Perché preoccuparsi? I Barkindji non vedevano questo cane solo come un animale. Videro un “garli”: un antenato, un compagno, qualcosa degno di memoria generazionale.
“Ci dice che questa relazione è veramente forte e mantenuta nel tempo”, ha detto Amy Way, archeologa dell’Università di Sydney. Nota che la pratica rispecchia le offerte fatte ai santuari di altre culture. Regali. Rispetto. Ritornare in un luogo sacro per dimostrare che ci tieni ancora.
Loukas Koungoulos, autore principale dell’Università dell’Australia Occidentale, ha sottolineato che questa interpretazione è arrivata solo grazie al contributo degli indigeni. Senza gli anziani Barkindji, i ricercatori avrebbero potuto semplicemente catalogare un altro mucchio di gusci di cozze e andare avanti.
Anche le ossa raccontano la loro storia. L’erosione ha preso il teschio. Il nemico erano le inondazioni. Quindi, quando zio Badger Bates e Dan Witter segnalarono il sito 25 anni fa, il tempo stava scadendo. Il Consiglio degli Anziani ha chiamato gli archeologi per salvare ciò che era rimasto. Buona chiamata.

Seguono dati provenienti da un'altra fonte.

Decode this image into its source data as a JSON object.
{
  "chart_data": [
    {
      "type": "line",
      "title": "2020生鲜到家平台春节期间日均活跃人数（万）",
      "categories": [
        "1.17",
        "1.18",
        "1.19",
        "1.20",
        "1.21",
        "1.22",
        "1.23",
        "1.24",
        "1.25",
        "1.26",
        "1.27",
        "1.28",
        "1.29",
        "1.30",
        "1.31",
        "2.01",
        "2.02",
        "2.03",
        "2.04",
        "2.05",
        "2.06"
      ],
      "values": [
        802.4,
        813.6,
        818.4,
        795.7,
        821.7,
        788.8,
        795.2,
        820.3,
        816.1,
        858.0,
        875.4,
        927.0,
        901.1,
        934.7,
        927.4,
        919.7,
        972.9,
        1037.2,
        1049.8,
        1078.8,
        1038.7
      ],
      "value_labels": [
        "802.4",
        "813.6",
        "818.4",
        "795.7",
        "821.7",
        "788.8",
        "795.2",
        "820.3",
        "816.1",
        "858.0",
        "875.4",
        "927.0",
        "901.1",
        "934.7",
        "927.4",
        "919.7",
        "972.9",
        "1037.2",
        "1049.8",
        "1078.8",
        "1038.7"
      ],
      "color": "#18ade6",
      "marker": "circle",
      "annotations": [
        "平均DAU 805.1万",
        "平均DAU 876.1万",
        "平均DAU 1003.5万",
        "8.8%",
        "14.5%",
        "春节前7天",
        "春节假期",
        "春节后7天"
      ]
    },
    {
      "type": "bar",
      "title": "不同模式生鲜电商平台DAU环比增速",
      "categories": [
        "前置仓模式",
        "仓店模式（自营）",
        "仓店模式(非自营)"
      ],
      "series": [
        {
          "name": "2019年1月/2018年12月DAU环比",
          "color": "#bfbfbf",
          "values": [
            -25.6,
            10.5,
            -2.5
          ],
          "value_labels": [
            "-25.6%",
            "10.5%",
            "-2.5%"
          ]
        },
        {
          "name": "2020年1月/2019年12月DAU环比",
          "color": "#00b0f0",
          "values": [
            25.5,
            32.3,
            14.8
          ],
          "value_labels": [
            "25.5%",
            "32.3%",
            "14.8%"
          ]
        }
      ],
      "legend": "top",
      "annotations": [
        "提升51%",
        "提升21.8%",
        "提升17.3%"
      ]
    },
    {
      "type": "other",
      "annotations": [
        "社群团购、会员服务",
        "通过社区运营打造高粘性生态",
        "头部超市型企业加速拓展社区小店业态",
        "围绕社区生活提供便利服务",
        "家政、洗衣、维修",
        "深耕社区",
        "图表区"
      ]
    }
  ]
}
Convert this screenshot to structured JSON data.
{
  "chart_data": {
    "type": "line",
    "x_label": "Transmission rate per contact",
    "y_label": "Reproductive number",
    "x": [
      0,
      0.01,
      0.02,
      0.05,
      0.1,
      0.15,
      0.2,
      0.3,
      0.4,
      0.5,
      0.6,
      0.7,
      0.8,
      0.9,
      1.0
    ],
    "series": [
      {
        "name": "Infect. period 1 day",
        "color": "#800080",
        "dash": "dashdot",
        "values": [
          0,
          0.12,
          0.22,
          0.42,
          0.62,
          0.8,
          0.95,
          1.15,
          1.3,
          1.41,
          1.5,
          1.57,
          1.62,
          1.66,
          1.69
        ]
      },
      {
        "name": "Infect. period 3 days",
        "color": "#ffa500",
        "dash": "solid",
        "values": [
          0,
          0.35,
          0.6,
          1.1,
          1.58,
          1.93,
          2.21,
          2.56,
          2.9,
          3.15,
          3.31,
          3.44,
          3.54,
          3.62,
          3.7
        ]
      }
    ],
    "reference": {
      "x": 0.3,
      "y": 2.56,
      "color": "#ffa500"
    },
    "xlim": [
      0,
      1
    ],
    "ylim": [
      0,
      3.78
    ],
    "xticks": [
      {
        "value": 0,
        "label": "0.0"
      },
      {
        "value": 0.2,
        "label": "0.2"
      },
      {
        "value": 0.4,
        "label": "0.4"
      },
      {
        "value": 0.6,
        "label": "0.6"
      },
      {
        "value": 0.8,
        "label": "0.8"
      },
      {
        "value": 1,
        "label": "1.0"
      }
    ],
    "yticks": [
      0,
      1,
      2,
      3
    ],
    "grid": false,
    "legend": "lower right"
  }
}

Un attento esame ha rivelato che la vita del dingo non era del tutto pacifica, ma era ben curata. I suoi denti erano consumati da una vita relativamente lunga. Aveva ferite guarite: costole destre, una gamba. Segni coerenti con l’essere stato preso a calci. Da un canguro. La maggior parte dei dingo morirebbe per questo. Questo no. Qualcuno si è preso cura delle sue ferite. Qualcuno lo ha lasciato vivere.
Poi venne la sepoltura. E le cozze.
I ricercatori hanno datato quattro frammenti di conchiglia. Tre erano secoli più giovani dei resti del dingo. Prova. Gli strati non erano casuali. Ogni strato rappresentava una visita. Una nuova generazione si presenta nello stesso punto, lasciando cadere i gusci nel letame, riconoscendo l’aglio che è venuto prima.
Pensavamo di aver capito come gli antenati aborigeni seppellivano i loro animali domestici lungo il fiume Darling. Ci mancava questo dettaglio specifico. La manutenzione rituale della tomba stessa.
È strano che ora diamo da mangiare ai nostri animali domestici morti, acquistando scatole biodegradabili o piantando alberi a loro nome? Non proprio. Ma farlo con le cozze? Farlo per 500 anni consecutivi?
Suggerisce un legame con la terra e con gli animali, che è più difficile da spezzare della pietra. O forse altrettanto difficile.
Il dingo è sparito. Restano le conchiglie. Ancora non comprendiamo appieno la profondità di quel rituale silenzioso e fangoso.